Attack of the Blog
- The world of my early youth was one when people could still only hope to publish themselves at great expense in a book, or in terse, vastly limited formats in the back page of the local paper...
- While I was in elementary school, personal computers gave people the tools to set down their words in boxy, dot matrix fashion, but still limited the reach of their written voice to the hands in which they could plant a stack of those pages...
- When I moved on to middle school, desktop publishing and vastly improved printers made our thoughts look much more attractive, albiet yet still to the same small audience...
- In high school, I participated in the earlier days of the internet, as those of us not dumbed down by AOL's early travesties in user interface limitations flocked to simple dialup BBS systems and posted our thoughts in communities, suddenly with small but growing audiences reading and replying...

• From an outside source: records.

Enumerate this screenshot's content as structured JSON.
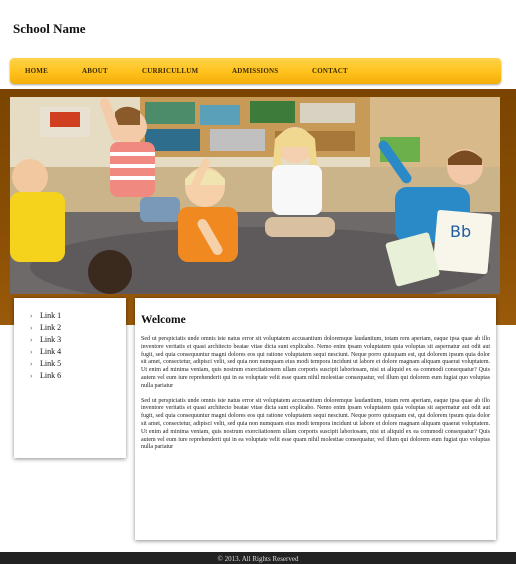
{
  "site": {
    "title": "School Name"
  },
  "nav": {
    "items": [
      "HOME",
      "ABOUT",
      "CURRICULLUM",
      "ADMISSIONS",
      "CONTACT"
    ]
  },
  "sidebar": {
    "links": [
      "Link 1",
      "Link 2",
      "Link 3",
      "Link 4",
      "Link 5",
      "Link 6"
    ]
  },
  "main": {
    "heading": "Welcome",
    "paragraphs": [
      "Sed ut perspiciatis unde omnis iste natus error sit voluptatem accusantium doloremque laudantium, totam rem aperiam, eaque ipsa quae ab illo inventore veritatis et quasi architecto beatae vitae dicta sunt explicabo. Nemo enim ipsam voluptatem quia voluptas sit aspernatur aut odit aut fugit, sed quia consequuntur magni dolores eos qui ratione voluptatem sequi nesciunt. Neque porro quisquam est, qui dolorem ipsum quia dolor sit amet, consectetur, adipisci velit, sed quia non numquam eius modi tempora incidunt ut labore et dolore magnam aliquam quaerat voluptatem. Ut enim ad minima veniam, quis nostrum exercitationem ullam corporis suscipit laboriosam, nisi ut aliquid ex ea commodi consequatur? Quis autem vel eum iure reprehenderit qui in ea voluptate velit esse quam nihil molestiae consequatur, vel illum qui dolorem eum fugiat quo voluptas nulla pariatur",
      "Sed ut perspiciatis unde omnis iste natus error sit voluptatem accusantium doloremque laudantium, totam rem aperiam, eaque ipsa quae ab illo inventore veritatis et quasi architecto beatae vitae dicta sunt explicabo. Nemo enim ipsam voluptatem quia voluptas sit aspernatur aut odit aut fugit, sed quia consequuntur magni dolores eos qui ratione voluptatem sequi nesciunt. Neque porro quisquam est, qui dolorem ipsum quia dolor sit amet, consectetur, adipisci velit, sed quia non numquam eius modi tempora incidunt ut labore et dolore magnam aliquam quaerat voluptatem. Ut enim ad minima veniam, quis nostrum exercitationem ullam corporis suscipit laboriosam, nisi ut aliquid ex ea commodi consequatur? Quis autem vel eum iure reprehenderit qui in ea voluptate velit esse quam nihil molestiae consequatur, vel illum qui dolorem eum fugiat quo voluptas nulla pariatur"
    ]
  },
  "footer": {
    "text": "© 2013. All Rights Reserved"
  },
  "colors": {
    "nav_bar": "#ffc11c",
    "band": "#8a4f05",
    "footer": "#222222"
  }
}
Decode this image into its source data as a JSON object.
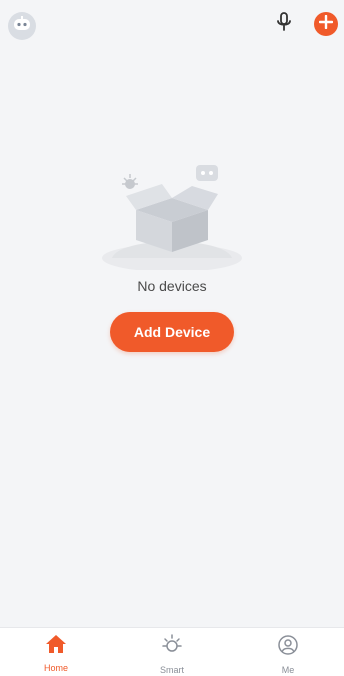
{
  "header": {
    "avatar_icon": "robot-face-icon",
    "mic_icon": "microphone-icon",
    "add_icon": "plus-icon"
  },
  "empty_state": {
    "message": "No devices",
    "button_label": "Add Device",
    "illustration": "open-box-illustration"
  },
  "tabs": [
    {
      "label": "Home",
      "icon": "home-icon",
      "active": true
    },
    {
      "label": "Smart",
      "icon": "sun-icon",
      "active": false
    },
    {
      "label": "Me",
      "icon": "user-circle-icon",
      "active": false
    }
  ],
  "colors": {
    "accent": "#f05a2a",
    "background": "#f4f5f7",
    "tab_inactive": "#8a8f98"
  }
}
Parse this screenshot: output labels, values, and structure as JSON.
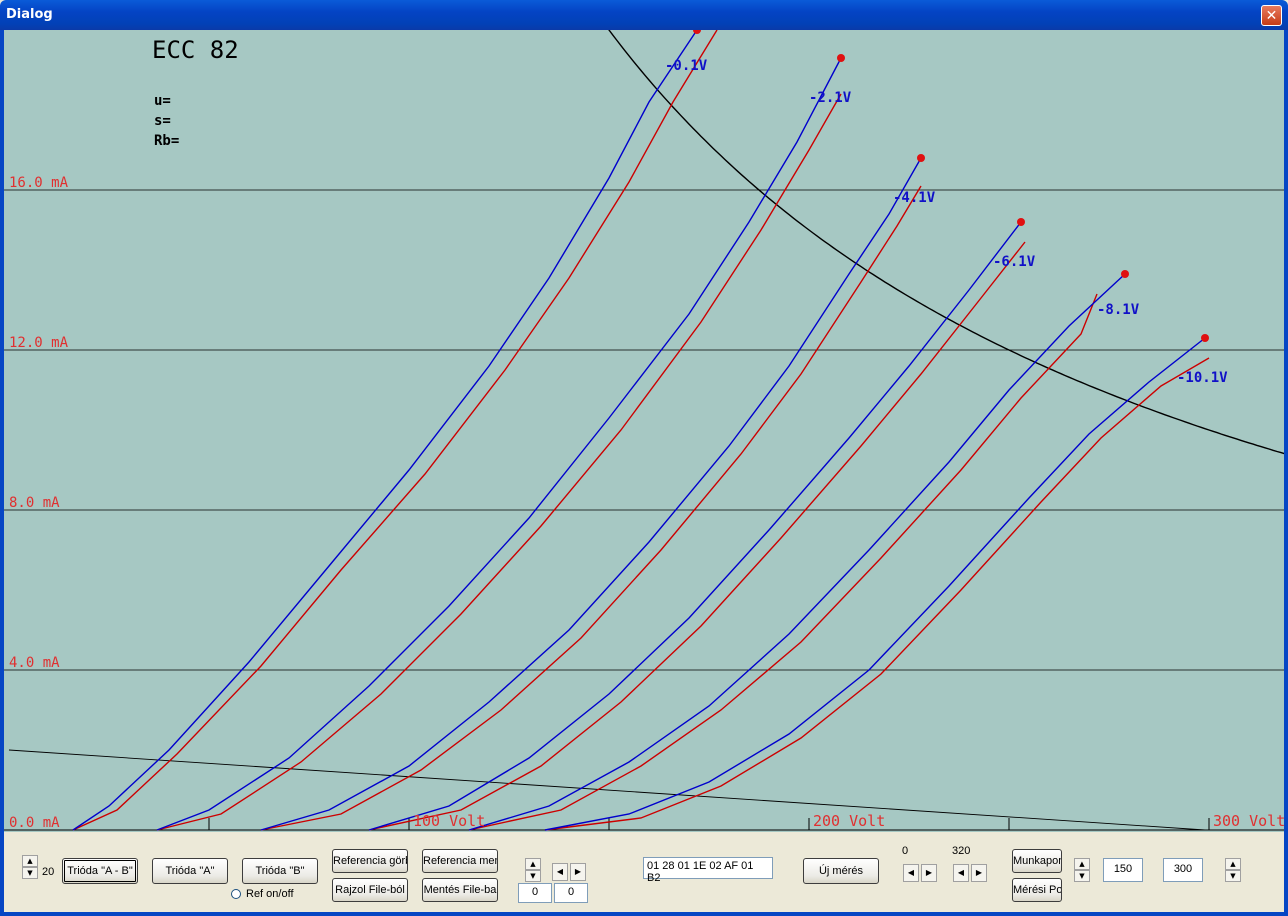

- By the time I moved on to college, web publishing was beginning to become accessible to the more motivated and technically savvy, exponentially increasing the audience base for our textual musings...
- And now, today, one cannot watch half an hour of news without seeing the direct impact of these blogs, web logs maintained by, seemingly everyone, as well as their alter egos and pets.
So, now, entire universes of human thought are being set to text and formatted to the web each moment. Many movers and shakers have weblogs, as do those that wish to have their voice heard in their favored controversies. Topical hobbyists spew expertise and factoids. Even my high school students, in alarming popularity, set down what used to be kept in a diary or journal within the pages of a web log for their friends to read and reply.
We all seem to think we have something important to say, right? Or else... why are we doing this? If not for the belief that what we write today will be read and prompt thought or action from someone else, whether in a few minutes or a few days or a few years, why bother?
I have a theory about these "blogs." What proportion of them actually do get a reading? Certainly, the top thinkers and writers have followings... but how many more of us are just writing for an unknown audience that may be much smaller than we imagine?
How many of us are writing for an audience of ourselves alone?
And does that make it not worthwhile?